There is a very big difference. There are obviously a lot more people in the city. I’ve been fortunate to have a lot of face time with my patrons. There are so many tourists in the city. Whereas Sacramento has a hometown feel, this certainly has a big-city vibe to it.
Some have said that Sacramento wasn’t ready for your modernist style of cooking. Do you agree?
I am who I am. I’ve cooked differently at every restaurant I’ve worked at. My food here is dictated by the clientele, but I’ve never sacrificed my personality. This is a tricky question. There was a lot of misunderstanding about some of the cuisines I did in the past. While I had a lot of support, I don’t think Sacramento was crying out for a real progressive cuisine. Sacramento is a casual place. Even for myself, I don’t do a lot of fine dining there.
We’ve seen the menu for Bourbon Steak, which has some very pricey beef from Japan you order by the ounce. What’s it like to cook a $300 steak?
(Laughing) I’ve actually cooked some more expensive than that. We have people come in and order a $500 steak. One person ordered a $1,200 steak. I actually think that’s insane. But we’re confident in our abilities. When an order like this comes in, we send a manager over there to make sure that the guest is well aware of what they are getting. If they’re on board, we’re happy to do it.
Chefs are known for eating some crazy things after work. Care to embarrass yourself?
I actually eat here quite a bit. I work really late and have an hour to drive home. I eat through the entire menu to do quality control checks. But I actually really enjoy a burger, so sometimes I’ll go off menu and put together a burger. At home when it’s late, I’ll go through the fridge and make a quesadilla or a peanut-butter-and-jelly sandwich.
What kind of people should consider cooking as a profession, and who should avoid it?
People who are very passionate about food should consider it. You have to love food. If you don’t have that passion, you will not succeed. If you don’t have really good common sense, you shouldn’t be in this industry. You have to be driven and be competitive. If you’re not competitive, you shouldn’t be in this business. It’s not for the lighthearted. You have to be really tough and be willing to sacrifice.
What hours do you keep?
I usually leave my house in the East Bay at 9 or 10 in the morning, and I get home at 2 a.m.
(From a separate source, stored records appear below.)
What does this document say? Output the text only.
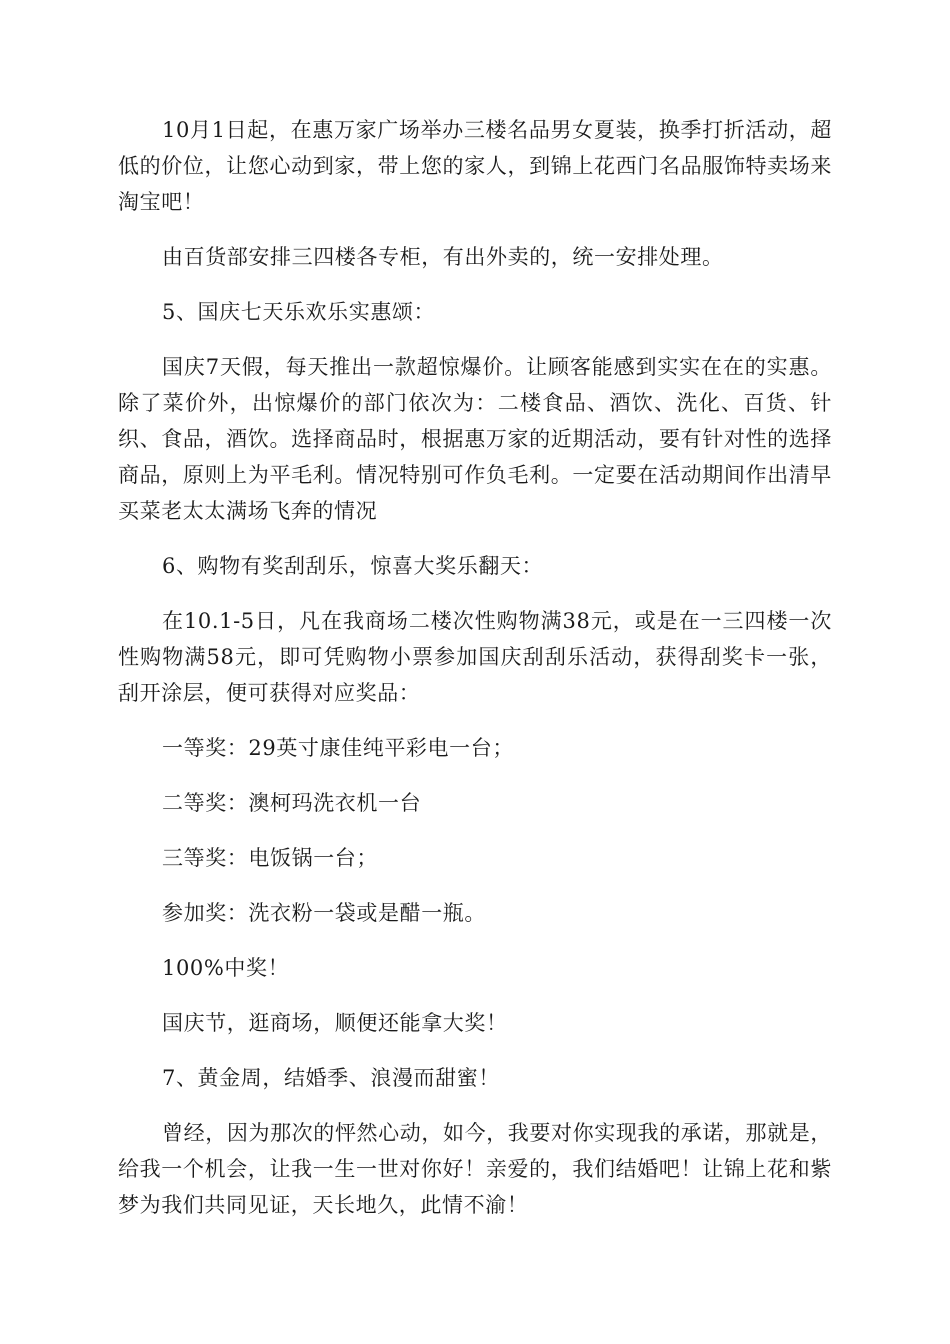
10月1日起，在惠万家广场举办三楼名品男女夏装，换季打折活动，超低的价位，让您心动到家，带上您的家人，到锦上花西门名品服饰特卖场来淘宝吧！

由百货部安排三四楼各专柜，有出外卖的，统一安排处理。

5、国庆七天乐欢乐实惠颂：

国庆7天假，每天推出一款超惊爆价。让顾客能感到实实在在的实惠。除了菜价外，出惊爆价的部门依次为：二楼食品、酒饮、洗化、百货、针织、食品，酒饮。选择商品时，根据惠万家的近期活动，要有针对性的选择商品，原则上为平毛利。情况特别可作负毛利。一定要在活动期间作出清早买菜老太太满场飞奔的情况

6、购物有奖刮刮乐，惊喜大奖乐翻天：

在10.1-5日，凡在我商场二楼次性购物满38元，或是在一三四楼一次性购物满58元，即可凭购物小票参加国庆刮刮乐活动，获得刮奖卡一张，刮开涂层，便可获得对应奖品：

一等奖：29英寸康佳纯平彩电一台；

二等奖：澳柯玛洗衣机一台

三等奖：电饭锅一台；

参加奖：洗衣粉一袋或是醋一瓶。

100%中奖！

国庆节，逛商场，顺便还能拿大奖！

7、黄金周，结婚季、浪漫而甜蜜！

曾经，因为那次的怦然心动，如今，我要对你实现我的承诺，那就是，给我一个机会，让我一生一世对你好！亲爱的，我们结婚吧！让锦上花和紫梦为我们共同见证，天长地久，此情不渝！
Where will you be in 10 years?
I see myself as a chef/owner, owning something that’s a passion project for me. I want to have multiple restaurants where I do the type of food and hospitality I want to do. I also want to inspire a new generation.
Call The Bee’s Blair Anthony Robertson, (916) 321-1099. Follow him on Twitter @Blarob.
Executive chef, Bourbon Steak
Bruich was known for his modernist techniques and artistic approach to food as chef at the former LoungeON20 and then Enotria, where he earned four stars in The Bee and then saw the restaurant close. He decided to leave the Sacramento restaurant scene. In June he took a job with the prestigious Michael Mina restaurant group in San Francisco.